The Economist’s front page three weeks ago about “the coming food crisis” has been retweeted countless times. The whole world is concerned about the rise in prices not only of products such as corn and wheat, but also of fertilizers, which threatens to reduce future plantings and harvests. Peru, says the magazine, is one of the countries that will be most affected.
In the face of farmers’ protests in the interior of the country, the government has taken (or tried to take) measures to deal with the crisis. It has announced the purchase of fertilizers for S/348 million and has formed a commission – of high level, of course – to “guarantee the continuity of agricultural production”.
What can be expected from that commission? It seems to us that nothing. The market is an efficient machinery, both in normal times and in times of crisis, to coordinate the production, distribution and consumption of all kinds of products, including agricultural inputs. The rise in the international price of urea, for example, is nothing more than a sign that there is less urea available in the world and that it is necessary – or rather, inevitable – to reduce its consumption. The price increase fulfills the function of concentrating this reduction where it causes less damage to production: in the fields that can most easily substitute urea for another fertilizer or replace their crops with others that require less fertilizer.

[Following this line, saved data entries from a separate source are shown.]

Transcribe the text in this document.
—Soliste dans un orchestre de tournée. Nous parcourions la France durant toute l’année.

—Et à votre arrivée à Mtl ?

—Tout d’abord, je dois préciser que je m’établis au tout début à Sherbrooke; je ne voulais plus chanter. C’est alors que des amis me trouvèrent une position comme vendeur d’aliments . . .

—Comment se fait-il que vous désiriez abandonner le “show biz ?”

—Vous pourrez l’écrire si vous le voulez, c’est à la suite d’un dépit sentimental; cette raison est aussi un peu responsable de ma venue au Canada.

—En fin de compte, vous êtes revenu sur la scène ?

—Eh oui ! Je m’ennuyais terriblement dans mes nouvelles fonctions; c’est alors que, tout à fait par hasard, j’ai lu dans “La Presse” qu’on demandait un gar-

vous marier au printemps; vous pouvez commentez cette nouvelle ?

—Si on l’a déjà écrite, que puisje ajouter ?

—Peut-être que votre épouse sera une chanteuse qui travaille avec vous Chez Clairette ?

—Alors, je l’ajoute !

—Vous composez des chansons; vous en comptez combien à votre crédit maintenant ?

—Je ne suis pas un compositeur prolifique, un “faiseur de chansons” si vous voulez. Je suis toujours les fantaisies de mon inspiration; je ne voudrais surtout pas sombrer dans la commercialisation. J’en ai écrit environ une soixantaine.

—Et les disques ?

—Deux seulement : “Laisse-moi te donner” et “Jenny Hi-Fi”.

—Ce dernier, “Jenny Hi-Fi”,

There will be some farmers who cannot do either and whose fate would be to stop farming and be left without income. The government could, of course, help them; but the way to help them is not to give them an input that is scarce in the world today so that they can use it in a crop that, given the circumstances, is not economically justified. The best way to help them would be through a direct subsidy that partially – only partially – restores lost income. It is not an easy task because it is susceptible to political patronage and corruption, but the alternative of handing out free urea is too. To avoid that, a commission would serve, especially one that includes people outside the government.
To buy and distribute fertilizers, on the other hand, a government commission is of little use. We have already seen how the government canceled one tender, postponed another and has just chosen a supplier that will deliver 40,000 tons just in five weeks. Meanwhile, the distributors that are in this business have already imported 50,000 tons of urea and potassium chloride, which would be enough for the start of the agricultural campaign that begins in August, according to the manager of the largest of these distributors. It can also be assumed that they have the distribution networks so that the fertilizers reach where they are needed.
How can the global shortage of urea affect Peruvian agriculture? Hard to say. It will depend on the possibilities of substitution of fertilizers and crops. Some can be replaced faster than others. Doomsday predictions based on falling fertilizer imports – 33% between January and April compared to the same period last year – are, however, almost certainly wrong because they ignore farmers’ ability to adapt.
As for consumers, they will surely find less of some products, but more of others (because of crop substitution, precisely). The former will tend to rise in price, but the increases will be moderated by imports, to the extent that we keep our market open. The worst mistake in a time of crisis would be to close off international trade.